1. A method of attaching a fastener to a panel, said fastener having a pilot portion defining a splined outer wall with a major diameter and a minor diameter, and a flange portion having a diameter greater than said major diameter of said pilot portion to a panel, comprising the steps of: piercing an aperture having an inner wall though the panel with said inner wall defining a first aperture diameter adjacent a first side of the panel and a second aperture diameter adjacent a second side of the panel, said second aperture diameter being greater than said first aperture diameter; forcing said pilot portion of said fastener into said aperture so that said major diameter of said splined outer wall interferes with said inner wall at said first aperture diameter; and deforming the panel radially inwardly into said splined outer wall of said pilot portion by reducing the second aperture diameter to interlock with said splined outer wall of said pilot portion thereby affixing said fastener to the panel.

2. The method as set forth in claim 1, wherein said step of affixing said fastener to the panel is further defined by releasably affixing said fastener to the panel.

3. The method as set forth in claim 2, wherein said step of affixing said fastener to the panel is further defined by affixing said fastener to the panel with release force of between generally three and five kilo Newtons.

4. The method as set forth in claim 1, wherein said step of affixing said fastener to the panel is further defined by unremovably affixing said fastener to the panel.

5. The method as set forth in claim 4, wherein said step of unremovably affixing said fastener to the panel is further defined by forming a groove in said flange of said fastener having an undercut and deforming the panel into said undercut thereby interlocking said fastener with the panel.

6. The method as set forth in claim 1, further including the step of forming a groove in the panel axially aligned with said pilot portion of said fastener thereby deforming the panel radially inwardly into said splined outer wall of said pilot portion.

7. The method as set forth in claim 6, wherein said step of forming a groove in the panel is further defined by deforming the panel into a groove defined by said flange of said fastener.

8. The method as set forth in claim 6, wherein said step of forming a groove in the panel is further defined by forming an inverse trapezoidal groove in the panel.

9. The method as set forth in claim 1, wherein said step of forcing said pilot portion of said fastener into said aperture is further defined by spacing said pilot portion below the second side of the panel.

10. A fastener and panel assembly, comprising a fastener having a pilot portion and a flange portion, said pilot portion having an outer wall defining a plurality of splines disposed radially around said outer wall, said outer wall having a major diameter and a minor diameter associated with said plurality of splines with said flange portion having a flange diameter greater than said major diameter of said outer wall; and a panel having a preformed aperture with an inner wall defining an aperture diameter; and said aperture diameter being generally less than said major diameter and greater than said minor diameter so that said inner wall engages said plurality of splines dispose raidally around said outer wall of said pilot portion thereby affixing said fastener to said panel.

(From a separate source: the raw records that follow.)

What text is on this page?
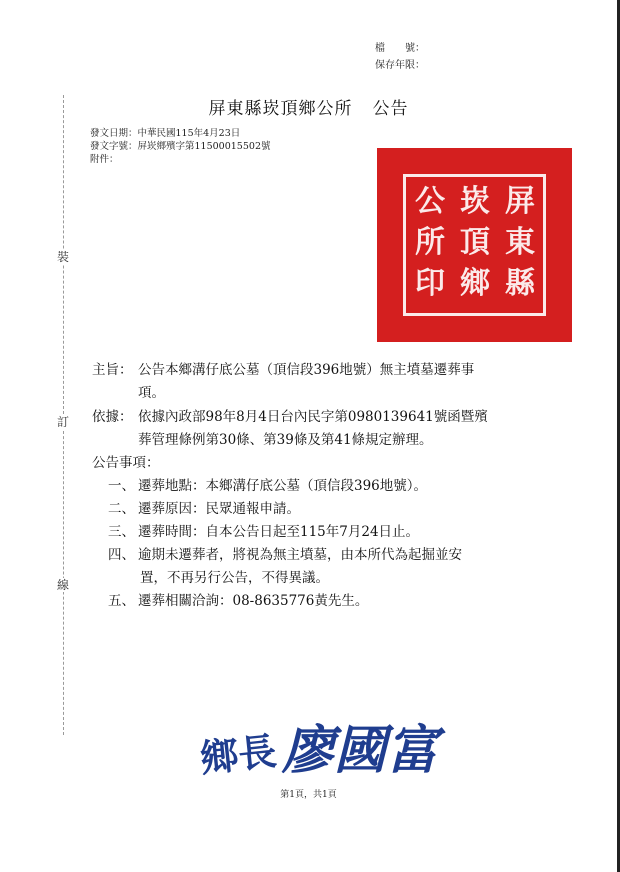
裝
訂
線
檔　　號：
保存年限：
屏東縣崁頂鄉公所 公告
發文日期：中華民國115年4月23日
發文字號：屏崁鄉殯字第11500015502號
附件：
屏東縣
崁頂鄉
公所印
主旨： 公告本鄉溝仔底公墓（頂信段396地號）無主墳墓遷葬事
項。
依據： 依據內政部98年8月4日台內民字第0980139641號函暨殯
葬管理條例第30條、第39條及第41條規定辦理。
公告事項：
一、 遷葬地點：本鄉溝仔底公墓（頂信段396地號）。
二、 遷葬原因：民眾通報申請。
三、 遷葬時間：自本公告日起至115年7月24日止。
四、 逾期未遷葬者，將視為無主墳墓，由本所代為起掘並安
置，不再另行公告，不得異議。
五、 遷葬相關洽詢：08-8635776黃先生。
鄉長廖國富
第1頁，共1頁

11. A fastener and panel assembly as set forth in claim 10, wherein said flange portion of said fastener defines a panel engagement surface being in an abutting relationship with said panel.

12. A fastener and panel assembly as set forth in claim 10, wherein said flange portion of said fastener defines a panel engagement surface having a radial groove disposed therein.

13. A fastener and panel assembly as set forth in claim 12, wherein said radial groove includes an inner wall generally aligned with said major diameter of said pilot portion and an outer wall spaced radially outwardly from said inner wall.

14. A fastener and panel assembly as set forth in claim 13, wherein said outer wall of said radial groove is inclined radially inwardly defining an undercut.

15. A fastener and panel assembly as set forth in claim 14, said panel is deformed radially outwardly into said undercut thereby fixedly attaching said panel to said fastener.

16. A fastener and panel assembly as set forth in claim 10, wherein said fastener is releasably affixed to said panel.

17. A fastener and panel assembly as set forth in claim 10, wherein said fastener is releasably affixed to said panel by a push out force of between about three and five kilo Newtons.

18. A fastener and panel assembly as set forth in claim 12, wherein said panel defines a panel groove having an inverse trapezoidal shape circumscribing said aperture.

19. A fastener and panel assembly as set forth in claim 10, wherein said pilot portion includes a distal end and said distal end is located between said first and said second side of said panel.

20. A clinching fastener, comprising: a pilot portion with a bore disposed therethough defining a central axis and having an outer annular wall defining a plurality of splines generally parallel with said central axis; a flange portion extending radially outwardly from said pilot portion and having a panel engagement surface spaced from said pilot portion by a groove circumscribing said pilot portion and being disposed in said flange portion; and said pilot portion having an upper surface being generally perpendicular to said central axis and being generally parallel to said panel engagement surface.

21. A clinching fastener defined in claim 20, wherein said plurality of splines each include an apex defining a major diameter of said pilot portion.

22. A clinching fastener defined in claim 20, wherein each of said plurality of splines includes a base defining a minor diameter of said pilot portion.

23. A clinching fastener defined in claim 21, wherein said base of adjacent splines are disposed in an abutting relationship.

24. A clinching fastener defined in claim 20, wherein each of said plurality of splines include a transitional surface intersecting said upper surface of said pilot portion and said apex of said spline spaced from said upper surface of said pilot portion.

25. A clinching fastener defined in claim 24, wherein said transitional surface of each said plurality of splines defines a lead in of said pilot portion in aggregate.

26. A clinching fastener defined in claim 21, wherein said groove circumscribing said pilot portion defines an inner wall and an outer wall.

27. A clinching fastener defined in claim 26, wherein said outer wall of said groove slopes radially inwardly toward said pilot portion defining an undercut.

28. A clinching fastener defined in claim 26, wherein said outer wall of said groove slopes radially outwardly toward said panel engaging surface of said flange portion.

29. A clinching fastener defined in claim 20, wherein said flange portion includes an outer wall having planar surfaces spaced by radial surfaces.

30. A clinching fastener defined in claim 20, wherein said bore includes a counter sink at opposite ends of said bore.